Sweetbitter(71)



I had just started to think about travel. Sometimes I lined my life up against Simone’s. I thought that my “escape,” my adventure abroad, the one that would make me contemplative and sensual, was still coming for me. I had never been to Europe. Maybe Jake and I…maybe Jake and I would become a “we.” I had never let myself have that thought in full before—two months ago I couldn’t get him to say hello to me—but now, I believed the words as I thought them, that we were moving somewhere together, and it was toward a real “we.” A “we” that held hands in the street and became regulars at Les Enfants Terribles around the corner from his apartment. It seemed a little odd that the two of us had never been out to dinner at a normal time, like anytime before midnight, but now that we’d had breakfast, the rest was a matter of time. A “we” that took weekends away, a “we” that went to Europe together, without Simone, continuous days to ourselves, we could fly into Paris, rent a car, travel the Loire River until we hit the Atlantic. I saw the way he looked at me sometimes. Other times it was like I wasn’t there, but sometimes…

“There are times in life when it’s good to live without knowing,” Howard said, interrupting what must have been a look of unruffled idiocy. “I mean that we can allow ourselves to live and not really know what it is that we’re doing. That’s all right. It’s an accumulation stage.”

My eyes welled up. He took my empty glass from me and slid it into the dish rack.

“I’d like you to be a server here. The Owner would like it as well. You will bypass your coworkers in line for the next position, so you won’t be the most popular for a moment. But is that something you would be interested in?”

I nodded.

“Wonderful. I will look for an opening in the coming months and you will begin training. Thank you for your strong work.”

I looked at my hands, which weren’t terribly clean, thinking they had autonomously produced this strong work. I remembered how scared I had been on that first L train ride to Union Square, and I’d said to my reflection words that had been a mantra all my life: I. Don’t. Care. I don’t know when exactly it happened, but Howard had changed that when he gave me this life: I cared.



I BECAME OBSESSED by a pair of tennis shoes, the laces spun in the spindles of a tree outside my building. One day while I was watching the lights come on in the construction sites by the river, I looked down and there they were. I had not noticed them until every last leaf fell away, the tree shedding like a balding head, and there emerged these rotten, brown sneakers. It felt like they had been stuck there a long time. They looked ancient. My thoughts about it didn’t go very far, but I was concerned. What happened to the person who lost their shoes? How did they get home? Who on earth was going to get them down? The thought that they would stay there for decades, rotting, gave me an apocalyptic feeling in my stomach.





Spring





I


YOU WILL SEE it coming. Not you actually because you don’t see for yourself yet, everyone is busy seeing for you, days filled with unsolicited advice you don’t take and trite warnings you can’t hear and the whitewashing of all your excitement. Yes, they definitely saw it coming, exactly the way it came.

When you’re older you will know that at some unconscious level not only did you see it coming, but you created it, in your own blind, stumbling way. You will console yourself with the fact that it wouldn’t have mattered, seeing it or not seeing it. You were a sponge for incident. Maybe everyone is when they’re young. They don’t remember, nobody remembers what it feels like to be so recklessly absorbent.

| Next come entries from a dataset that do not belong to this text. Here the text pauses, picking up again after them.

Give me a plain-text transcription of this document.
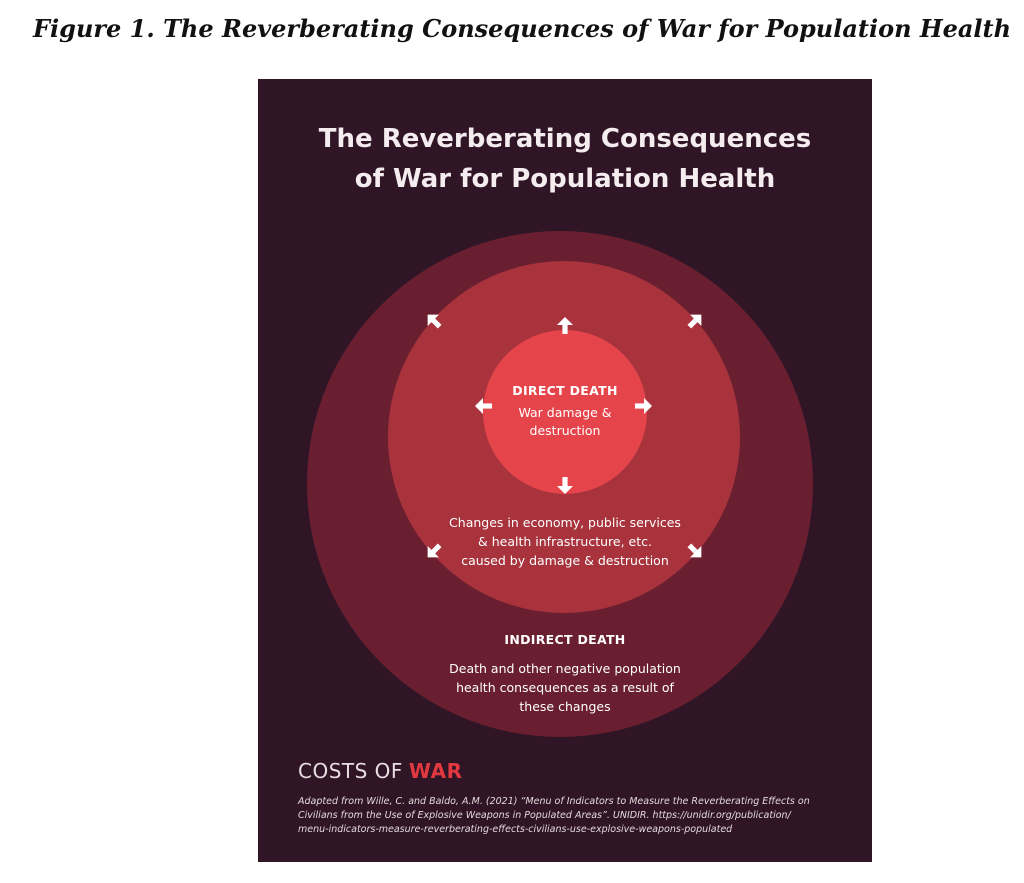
Figure 1. The Reverberating Consequences of War for Population Health
The Reverberating Consequences
of War for Population Health
DIRECT DEATH
War damage &
destruction
Changes in economy, public services
& health infrastructure, etc.
caused by damage & destruction
INDIRECT DEATH
Death and other negative population
health consequences as a result of
these changes
COSTS OF WAR
Adapted from Wille, C. and Baldo, A.M. (2021) “Menu of Indicators to Measure the Reverberating Effects on
Civilians from the Use of Explosive Weapons in Populated Areas”. UNIDIR. https://unidir.org/publication/
menu-indicators-measure-reverberating-effects-civilians-use-explosive-weapons-populated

When you can’t see in front of you life is nothing but surprises. Looking back, there were truly so few of them.



WE TOOK WALKS after work because the winter was relinquishing its fascist hold on the weather. Jake’s sense of ownership of his surroundings incrementally increased as we left Union Square. By the time we passed Houston to the south, or A to the east, he was fully in possession.

He took me to his bars. He grew patient, sentimental, nervous. He hated places where the bartenders were young. All the bartenders he knew had names like Buddy, Buster, or Charlie—anything you would want to name a loyal dog. He hated bars where they bought tables or light fixtures to look antique. He liked bars that were actually old, the gloss completely worn off, peeling paint, chipped tile. No DJs. No cocktail lists. He could visit those other bars, but never inhabit them.

At Milady’s Jake called the bartender Grace, and stools always appeared for us. At Milano’s on Houston, a pit bull asleep under the table, pomaded pro skaters and their model girlfriends lined up by the door. At Mars Bar, the walls were saturated with urine and I was the only girl and no one paid any attention to me. A delicate ecosystem of old men, death metal, drinking, and the most contented kind of anarchy.

At Sophie’s on East Fifth his friend Brett ran things on Tuesday, a friend of Jake’s from “way back,” which I took to mean they were either petty criminals together or in rehab together because neither one of them would talk about it. Brett drank, tamely and grumpily, keeping one eye on The Simpsons episode that played on the TV above the bar. Jake kept giving me quarters to go to the jukebox and every time I chose a song he put his hands on his head and moaned.